The Maasai Stoves and Solar Project sets a benchmark in stove projects: it transforms lives. The stoves are designed by women themselves, who love them! A spot check after one year showed 100% of stoves in use. Each stove annually relieves three tonnes of wood from a woman’s back and releases 12 hours of labour a week: time freed-up for farming and children‘s care and education. The stoves produce 90% less smoke than traditional 3 stone fires Fireboxes are made locally and the stoves are installed by teams of trained women.

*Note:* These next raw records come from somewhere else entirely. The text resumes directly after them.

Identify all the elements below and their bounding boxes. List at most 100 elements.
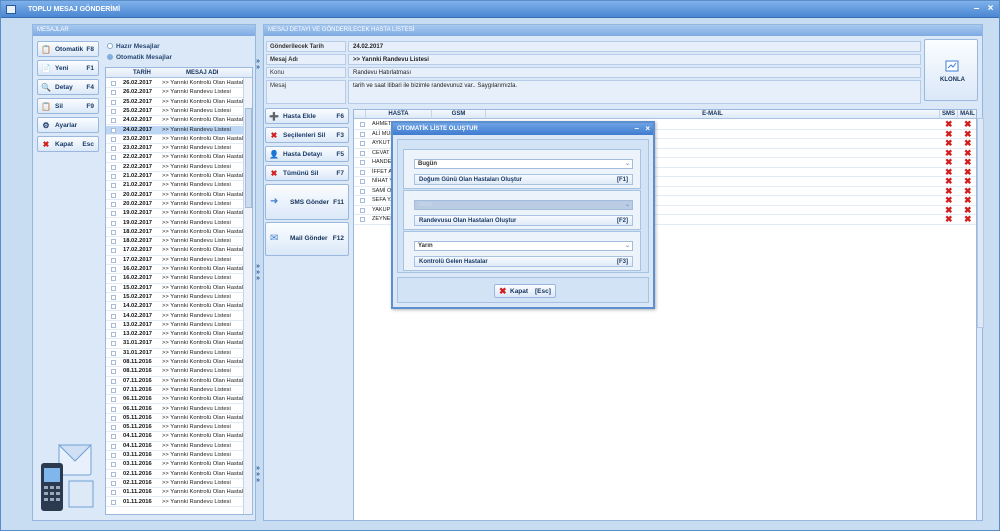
sms-remove-icon[interactable]: ✖ bbox=[945, 139, 953, 148]
grid-scrollbar[interactable] bbox=[977, 118, 984, 328]
row-checkbox[interactable] bbox=[111, 397, 116, 403]
sms-remove-icon[interactable]: ✖ bbox=[945, 158, 953, 167]
chevron-down-icon[interactable]: ⌄ bbox=[624, 161, 631, 168]
message-row[interactable]: 31.01.2017 >> Yarınki Kontrolü Olan Hasta… bbox=[106, 339, 244, 349]
row-checkbox[interactable] bbox=[111, 341, 116, 347]
action-button-0[interactable]: ➕ Hasta Ekle F6 bbox=[265, 108, 349, 124]
patient-checkbox[interactable] bbox=[360, 179, 365, 184]
minimize-button[interactable]: – bbox=[971, 4, 982, 15]
message-row[interactable]: 19.02.2017 >> Yarınki Randevu Listesi bbox=[106, 219, 244, 228]
row-checkbox[interactable] bbox=[111, 462, 116, 468]
message-row[interactable]: 25.02.2017 >> Yarınki Kontrolü Olan Hasta… bbox=[106, 98, 244, 107]
message-row[interactable]: 25.02.2017 >> Yarınki Randevu Listesi bbox=[106, 107, 244, 117]
message-row[interactable]: 17.02.2017 >> Yarınki Randevu Listesi bbox=[106, 256, 244, 265]
row-checkbox[interactable] bbox=[111, 81, 116, 86]
row-checkbox[interactable] bbox=[111, 369, 116, 375]
message-row[interactable]: 08.11.2016 >> Yarınki Kontrolü Olan Hasta… bbox=[106, 358, 244, 368]
row-checkbox[interactable] bbox=[111, 267, 116, 272]
left-button-1[interactable]: 📄 Yeni F1 bbox=[37, 60, 99, 76]
period-select[interactable]: Bugün ⌄ bbox=[414, 159, 633, 169]
row-checkbox[interactable] bbox=[111, 136, 116, 142]
row-checkbox[interactable] bbox=[111, 155, 116, 161]
mail-remove-icon[interactable]: ✖ bbox=[964, 177, 972, 186]
row-checkbox[interactable] bbox=[111, 443, 116, 449]
row-checkbox[interactable] bbox=[111, 285, 116, 291]
row-checkbox[interactable] bbox=[111, 415, 116, 421]
row-checkbox[interactable] bbox=[111, 434, 116, 440]
message-row[interactable]: 23.02.2017 >> Yarınki Kontrolü Olan Hasta… bbox=[106, 135, 244, 145]
left-button-0[interactable]: 📋 Otomatik F8 bbox=[37, 41, 99, 57]
message-list-scrollbar[interactable] bbox=[243, 78, 252, 514]
clone-button[interactable]: KLONLA bbox=[924, 39, 978, 101]
mail-remove-icon[interactable]: ✖ bbox=[964, 196, 972, 205]
message-row[interactable]: 23.02.2017 >> Yarınki Randevu Listesi bbox=[106, 144, 244, 154]
row-checkbox[interactable] bbox=[111, 406, 116, 412]
message-row[interactable]: 02.11.2016 >> Yarınki Randevu Listesi bbox=[106, 479, 244, 489]
row-checkbox[interactable] bbox=[111, 490, 116, 496]
message-row[interactable]: 20.02.2017 >> Yarınki Kontrolü Olan Hasta… bbox=[106, 191, 244, 200]
period-select[interactable]: Yarın ⌄ bbox=[414, 241, 633, 251]
col-hasta[interactable]: HASTA bbox=[366, 110, 432, 119]
row-checkbox[interactable] bbox=[111, 248, 116, 254]
row-checkbox[interactable] bbox=[111, 164, 116, 170]
row-checkbox[interactable] bbox=[111, 304, 116, 310]
patient-checkbox[interactable] bbox=[360, 131, 365, 137]
message-row[interactable]: 26.02.2017 >> Yarınki Kontrolü Olan Hasta… bbox=[106, 79, 244, 89]
sms-remove-icon[interactable]: ✖ bbox=[945, 177, 953, 186]
field-value[interactable]: 24.02.2017 bbox=[348, 41, 921, 52]
dialog-minimize-button[interactable]: – bbox=[635, 124, 639, 133]
row-checkbox[interactable] bbox=[111, 183, 116, 189]
patient-checkbox[interactable] bbox=[360, 217, 365, 222]
message-row[interactable]: 07.11.2016 >> Yarınki Kontrolü Olan Hasta… bbox=[106, 377, 244, 386]
left-button-5[interactable]: ✖ Kapat Esc bbox=[37, 136, 99, 152]
left-button-2[interactable]: 🔍 Detay F4 bbox=[37, 79, 99, 95]
message-row[interactable]: 14.02.2017 >> Yarınki Kontrolü Olan Hasta… bbox=[106, 302, 244, 312]
chevron-down-icon[interactable]: ⌄ bbox=[624, 202, 631, 209]
col-sms[interactable]: SMS bbox=[940, 110, 958, 119]
message-row[interactable]: 16.02.2017 >> Yarınki Kontrolü Olan Hasta… bbox=[106, 265, 244, 275]
row-checkbox[interactable] bbox=[111, 118, 116, 124]
expand-arrows-bottom[interactable]: »»» bbox=[256, 465, 260, 484]
message-row[interactable]: 14.02.2017 >> Yarınki Randevu Listesi bbox=[106, 312, 244, 321]
mail-send-button[interactable]: ✉ Mail Gönder F12 bbox=[265, 222, 349, 256]
col-name-header[interactable]: MESAJ ADI bbox=[186, 70, 218, 76]
row-checkbox[interactable] bbox=[111, 471, 116, 477]
message-row[interactable]: 06.11.2016 >> Yarınki Kontrolü Olan Hasta… bbox=[106, 395, 244, 405]
close-window-button[interactable]: × bbox=[985, 4, 996, 15]
row-checkbox[interactable] bbox=[111, 220, 116, 226]
sms-remove-icon[interactable]: ✖ bbox=[945, 196, 953, 205]
message-row[interactable]: 18.02.2017 >> Yarınki Kontrolü Olan Hasta… bbox=[106, 228, 244, 238]
row-checkbox[interactable] bbox=[111, 276, 116, 282]
action-button-3[interactable]: ✖ Tümünü Sil F7 bbox=[265, 165, 349, 181]
message-row[interactable]: 05.11.2016 >> Yarınki Randevu Listesi bbox=[106, 423, 244, 433]
message-row[interactable]: 07.11.2016 >> Yarınki Randevu Listesi bbox=[106, 386, 244, 396]
row-checkbox[interactable] bbox=[111, 350, 116, 356]
patient-checkbox[interactable] bbox=[360, 122, 365, 127]
mail-remove-icon[interactable]: ✖ bbox=[964, 215, 972, 224]
message-row[interactable]: 05.11.2016 >> Yarınki Kontrolü Olan Hasta… bbox=[106, 414, 244, 424]
message-row[interactable]: 04.11.2016 >> Yarınki Kontrolü Olan Hasta… bbox=[106, 432, 244, 442]
dialog-close-button[interactable]: × bbox=[645, 124, 650, 133]
ready-messages-radio[interactable]: Hazır Mesajlar bbox=[107, 43, 160, 50]
row-checkbox[interactable] bbox=[111, 108, 116, 114]
row-checkbox[interactable] bbox=[111, 453, 116, 458]
message-row[interactable]: 22.02.2017 >> Yarınki Kontrolü Olan Hasta… bbox=[106, 153, 244, 163]
col-mail[interactable]: MAİL bbox=[958, 110, 976, 119]
row-checkbox[interactable] bbox=[111, 239, 116, 245]
message-row[interactable]: 03.11.2016 >> Yarınki Randevu Listesi bbox=[106, 451, 244, 461]
action-button-1[interactable]: ✖ Seçilenleri Sil F3 bbox=[265, 127, 349, 143]
message-row[interactable]: 20.02.2017 >> Yarınki Randevu Listesi bbox=[106, 200, 244, 210]
row-checkbox[interactable] bbox=[111, 322, 116, 328]
period-select[interactable]: Yarın ⌄ bbox=[414, 200, 633, 210]
create-list-button[interactable]: Kontrolü Gelen Hastalar [F3] bbox=[414, 256, 633, 267]
left-button-4[interactable]: ⚙ Ayarlar bbox=[37, 117, 99, 133]
sms-remove-icon[interactable]: ✖ bbox=[945, 215, 953, 224]
message-row[interactable]: 03.11.2016 >> Yarınki Kontrolü Olan Hasta… bbox=[106, 460, 244, 470]
select-all-checkbox[interactable] bbox=[354, 110, 366, 119]
row-checkbox[interactable] bbox=[111, 387, 116, 393]
message-row[interactable]: 06.11.2016 >> Yarınki Randevu Listesi bbox=[106, 405, 244, 414]
create-list-button[interactable]: Doğum Günü Olan Hastaları Oluştur [F1] bbox=[414, 174, 633, 185]
patient-checkbox[interactable] bbox=[360, 160, 365, 165]
message-row[interactable]: 15.02.2017 >> Yarınki Randevu Listesi bbox=[106, 293, 244, 303]
chevron-down-icon[interactable]: ⌄ bbox=[624, 243, 631, 250]
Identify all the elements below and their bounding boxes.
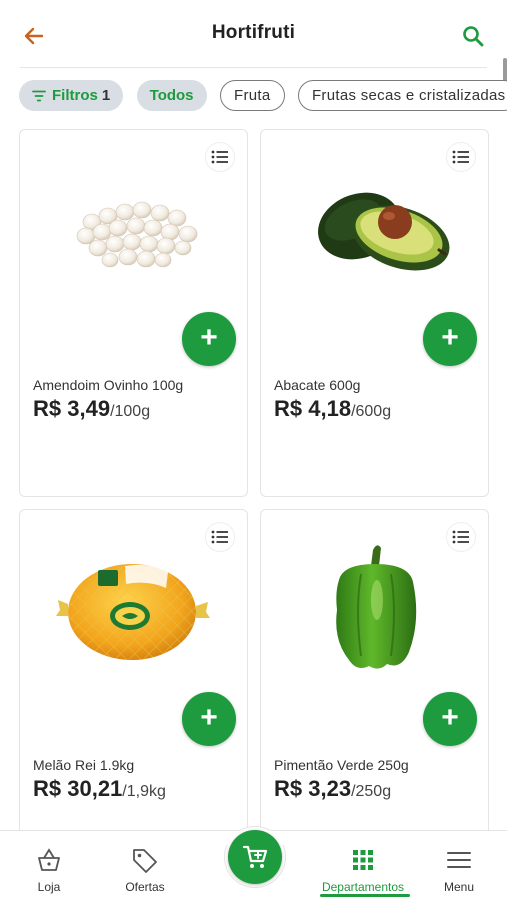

No other organizations are working with the Maasai on sustainable energy projects; the need is great and the solutions offered are widely appreciated.

Climate Impact:

Each stove saves 3.6 metric tonnes of CO2 emissions/year. This has been substantiated and validated through tests by an UN-Designated operational entity. The amount of wood used is reduced annually from five to three tonnes per household. This has a great impact locally too; in Tanzania 96 % of biomass is non-renewable.

Gender Impact:

The Project involves women throughout the community, and begins by using their stove design. The Project also employs women to install the stoves, while training and empowering them. One project participant said „We used to think only men could do this work; now we know we can do anything!“ Inspired by their roles in the Project, they have established a women‘s organization, stating, „We love the work and the feelings of new power and freedom. We have formed this group so that we can determine and achieve our own goals.“ The women have more time, more energy and healthier lives. The stoves and chimneys bring clean homes. “If there is an average of five children in a household, and if all causes of severe respiratory disease were removed in fifty households, then one child’s life would be saved.” Installing solar systems further helps everyone, particularly with education. Where micro-grids are installed in bomas (homesteads), the homes run a refrigerator and a laptop, which the woman of the house is trained to use and with which she can teach her children.